You also can enjoy very flexible qualification criteria, such as low credit score and relatively low income. You will need to show that you have enough income to pay the mortgage, but as a vet, you get plenty of flexibility.
Also, you can have a recent foreclosure or even a bankruptcy and still qualify. This will depend upon the lender, but it is not a definite obstacle.
#2 100% Financing USDA Loan
There are no money down loans for those who were not in the military, too. The USDA offers a 100% financing mortgage; this program is known as a Section 502 mortgage, and it is also called a rural housing loan.
The good news on this is that you can sometimes qualify for a ‘rural housing loan’ and not really be in a rural area. Some suburban areas may well qualify for a USDA, 100% financing loan.
This program also has very flexible lending criteria, and it is not necessary to have a high credit score.
#3 FHA Down Payment Loan
One of the most popular home loan programs by far is the 3.5% down, FHA loan. Similar to a VA loan, the FHA loan is guaranteed by the FHA, and if you do not pay your loan, it is paid back to the lender by FHA.
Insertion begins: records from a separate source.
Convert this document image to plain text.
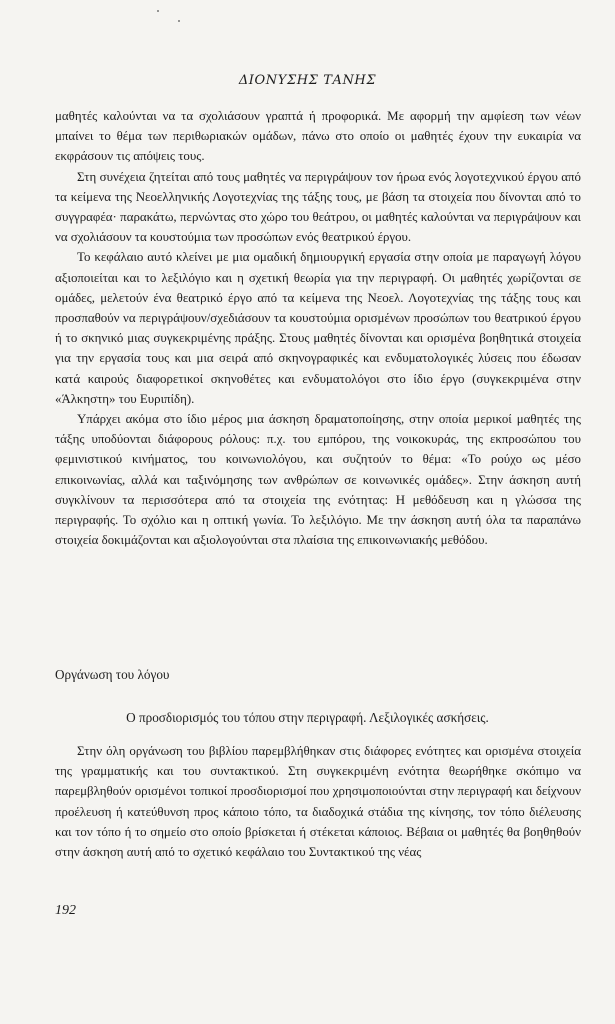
ΔΙΟΝΥΣΗΣ ΤΑΝΗΣ

μαθητές καλούνται να τα σχολιάσουν γραπτά ή προφορικά. Με αφορμή την αμφίεση των νέων μπαίνει το θέμα των περιθωριακών ομάδων, πάνω στο οποίο οι μαθητές έχουν την ευκαιρία να εκφράσουν τις απόψεις τους.

Στη συνέχεια ζητείται από τους μαθητές να περιγράψουν τον ήρωα ενός λογοτεχνικού έργου από τα κείμενα της Νεοελληνικής Λογοτεχνίας της τάξης τους, με βάση τα στοιχεία που δίνονται από το συγγραφέα· παρακάτω, περνώντας στο χώρο του θεάτρου, οι μαθητές καλούνται να περιγράψουν και να σχολιάσουν τα κουστούμια των προσώπων ενός θεατρικού έργου.

Το κεφάλαιο αυτό κλείνει με μια ομαδική δημιουργική εργασία στην οποία με παραγωγή λόγου αξιοποιείται και το λεξιλόγιο και η σχετική θεωρία για την περιγραφή. Οι μαθητές χωρίζονται σε ομάδες, μελετούν ένα θεατρικό έργο από τα κείμενα της Νεοελ. Λογοτεχνίας της τάξης τους και προσπαθούν να περιγράψουν/σχεδιάσουν τα κουστούμια ορισμένων προσώπων του θεατρικού έργου ή το σκηνικό μιας συγκεκριμένης πράξης. Στους μαθητές δίνονται και ορισμένα βοηθητικά στοιχεία για την εργασία τους και μια σειρά από σκηνογραφικές και ενδυματολογικές λύσεις που έδωσαν κατά καιρούς διαφορετικοί σκηνοθέτες και ενδυματολόγοι στο ίδιο έργο (συγκεκριμένα στην «Άλκηστη» του Ευριπίδη).

Υπάρχει ακόμα στο ίδιο μέρος μια άσκηση δραματοποίησης, στην οποία μερικοί μαθητές της τάξης υποδύονται διάφορους ρόλους: π.χ. του εμπόρου, της νοικοκυράς, της εκπροσώπου του φεμινιστικού κινήματος, του κοινωνιολόγου, και συζητούν το θέμα: «Το ρούχο ως μέσο επικοινωνίας, αλλά και ταξινόμησης των ανθρώπων σε κοινωνικές ομάδες». Στην άσκηση αυτή συγκλίνουν τα περισσότερα από τα στοιχεία της ενότητας: Η μεθόδευση και η γλώσσα της περιγραφής. Το σχόλιο και η οπτική γωνία. Το λεξιλόγιο. Με την άσκηση αυτή όλα τα παραπάνω στοιχεία δοκιμάζονται και αξιολογούνται στα πλαίσια της επικοινωνιακής μεθόδου.

Οργάνωση του λόγου
Ο προσδιορισμός του τόπου στην περιγραφή. Λεξιλογικές ασκήσεις.

Στην όλη οργάνωση του βιβλίου παρεμβλήθηκαν στις διάφορες ενότητες και ορισμένα στοιχεία της γραμματικής και του συντακτικού. Στη συγκεκριμένη ενότητα θεωρήθηκε σκόπιμο να παρεμβληθούν ορισμένοι τοπικοί προσδιορισμοί που χρησιμοποιούνται στην περιγραφή και δείχνουν προέλευση ή κατεύθυνση προς κάποιο τόπο, τα διαδοχικά στάδια της κίνησης, τον τόπο διέλευσης και τον τόπο ή το σημείο στο οποίο βρίσκεται ή στέκεται κάποιος. Βέβαια οι μαθητές θα βοηθηθούν στην άσκηση αυτή από το σχετικό κεφάλαιο του Συντακτικού της νέας

192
This allows lenders to offer low down payment loans, as low as 3.5%. While this is not quite as good as a 100% financing loan, a $200,000 loan may only need as little as $7500 down, plus closing costs (but these can be paid in part by the seller).
The 3.5% FHA loan down payment opens up the possibility of home ownership to millions of families. It is even more available to many people because it has very flexible lending criteria. You can have a credit score as low as 620 and still qualify for a 3.5% down payment.
You will need to pay mortgage insurance on this loan for its entire life, unless the laws change under the Trump administration. While many do not like mortgage insurance, a way to look at it is that you are able to buy a home with a very low down payment by paying the insurance premium each month.
#4 Fannie Mae 3% Down HomeReady Mortgage
Fannie Mae also offers the HomeReady loan that will offer you low rates and has a down payment as low as 3%. This conventional loan down payment is very aggressive and typically the pricing is very competitive as well.
The lending criteria on this loan also are very flexible; one cool thing on this program is that you can use the income of all adults living in the house to qualify for the home loan.
There are not as many 100% financing loan products on the market as of 2017 as a decade ago. But there are still a few available, and there are plenty of very low down payment loans. If you can put down as little as 3% on a home loan, that really is a very affordable home loan. We recommend that you put down as little as you can on your home loan, and keep your savings account with plenty of cash. There always is a chance that you will incur a major expense on that new home.